A questo dibattito, ben presto, si affiancò quello sull'immedesimazione
dell'attore nel personaggio che vide schierati, da una parte, coloro che
suggerivano all'artista di partire da esercizi esterni per arrivare a produrre
un movimento interiore, dall'altra, coloro che proponevano di cominciare con la
concentrazione interiore da cui, poi, sarebbe scaturita spontaneamente
l'espressione esteriore adeguata. Non sono mancate neppure scuole che hanno
smentito la necessità dell'immedesimazione fra attore e personaggio. In
questo indirizzo di pensiero si riconobbe, ad esempio, B. Brecht; a lui si deve
l'elaborazione della teoria della
r. straniata, per cui l'interprete non
è tenuto a diventare il personaggio, ma più semplicemente a
presentarlo al pubblico. • Cin.-
R. cinematografica: pur essendo
debitrice nei confronti della
r. teatrale, la
r. cinematografica
ha sviluppato teorie e tecniche proprie. All'inizio il cinema era egemonizzato
da mimi, clown e attori, che provenivano dal circo e dal music-hall; a quel
tempo, la
r. si basava esclusivamente sulle componenti espressive del
movimento e della gestualità. In seguito, la
r. cinematografica
scoprì l'importanza della comunicazione verbale e, parallelamente ad
essa, del montaggio, dell'articolazione dei piani, dell'illuminazione e della
possibilità di portare sulla scena anche costumi e oggetti.

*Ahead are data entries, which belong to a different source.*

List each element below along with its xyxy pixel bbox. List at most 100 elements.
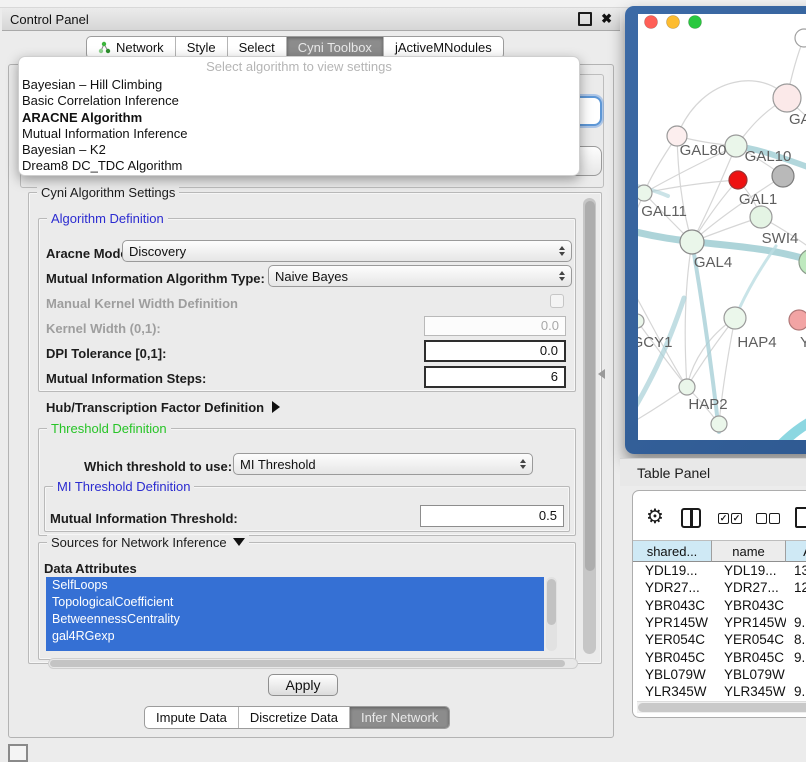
network-node[interactable] — [638, 185, 652, 201]
select-all-checkboxes-icon[interactable]: ✓✓ — [718, 513, 742, 524]
attribute-item-topologicalcoefficient[interactable]: TopologicalCoefficient — [46, 594, 544, 611]
table-cell: YBR043C — [633, 598, 712, 613]
column-header-name[interactable]: name — [712, 540, 786, 562]
table-panel-titlebar: Table Panel — [620, 458, 806, 486]
apply-button[interactable]: Apply — [268, 674, 338, 696]
network-node[interactable] — [772, 165, 794, 187]
minimized-panel-icon[interactable] — [8, 744, 28, 762]
tab-cyni-toolbox[interactable]: Cyni Toolbox — [287, 37, 384, 58]
settings-group-title: Cyni Algorithm Settings — [37, 185, 179, 200]
algorithm-option-aracne-algorithm[interactable]: ARACNE Algorithm — [19, 110, 579, 126]
node-label-hap4: HAP4 — [737, 334, 776, 351]
sources-title-text: Sources for Network Inference — [51, 535, 227, 550]
algorithm-option-bayesian-hill-climbing[interactable]: Bayesian – Hill Climbing — [19, 77, 579, 93]
splitter-caret-icon[interactable] — [598, 369, 605, 379]
collapse-down-icon — [233, 538, 245, 546]
export-table-icon[interactable] — [795, 507, 806, 528]
gear-icon[interactable]: ⚙ — [646, 505, 664, 529]
which-threshold-combo[interactable]: MI Threshold — [233, 453, 533, 475]
network-node[interactable] — [679, 379, 695, 395]
table-cell: YDR27... — [633, 580, 712, 595]
table-row[interactable]: YBR045CYBR045C9. — [633, 648, 806, 665]
settings-vertical-scrollbar[interactable] — [583, 198, 596, 654]
aracne-mode-combo[interactable]: Discovery — [122, 240, 572, 262]
table-cell: 9. — [786, 615, 806, 630]
tab-discretize-data[interactable]: Discretize Data — [239, 707, 350, 728]
algorithm-option-dream8-dc-tdc-algorithm[interactable]: Dream8 DC_TDC Algorithm — [19, 158, 579, 174]
zoom-window-icon[interactable] — [689, 16, 702, 29]
deselect-all-checkboxes-icon[interactable] — [756, 513, 780, 524]
tab-impute-data[interactable]: Impute Data — [145, 707, 239, 728]
attribute-item-betweennesscentrality[interactable]: BetweennessCentrality — [46, 611, 544, 628]
algorithm-option-basic-correlation-inference[interactable]: Basic Correlation Inference — [19, 93, 579, 109]
network-node[interactable] — [795, 29, 806, 47]
network-edge[interactable] — [638, 262, 687, 387]
attribute-item-selfloops[interactable]: SelfLoops — [46, 577, 544, 594]
dpi-tolerance-field[interactable]: 0.0 — [424, 340, 566, 362]
network-edge[interactable] — [735, 246, 776, 318]
table-cell: YPR145W — [712, 615, 786, 630]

Di qui a far
propria la facoltà di esprimersi non solo verbalmente il passo fu breve.
La riflessione sulla
r. cinematografica si è occupata quasi
esclusivamente della figura dell'attore, che appare ora come una delle presenze
di maggiore importanza del film, ora, invece, come uno dei tanti elementi che
costituiscono il film. In epoca neorealistica, inoltre, all'attore tradizionale
si sostituirono persone intente a rappresentare se stesse.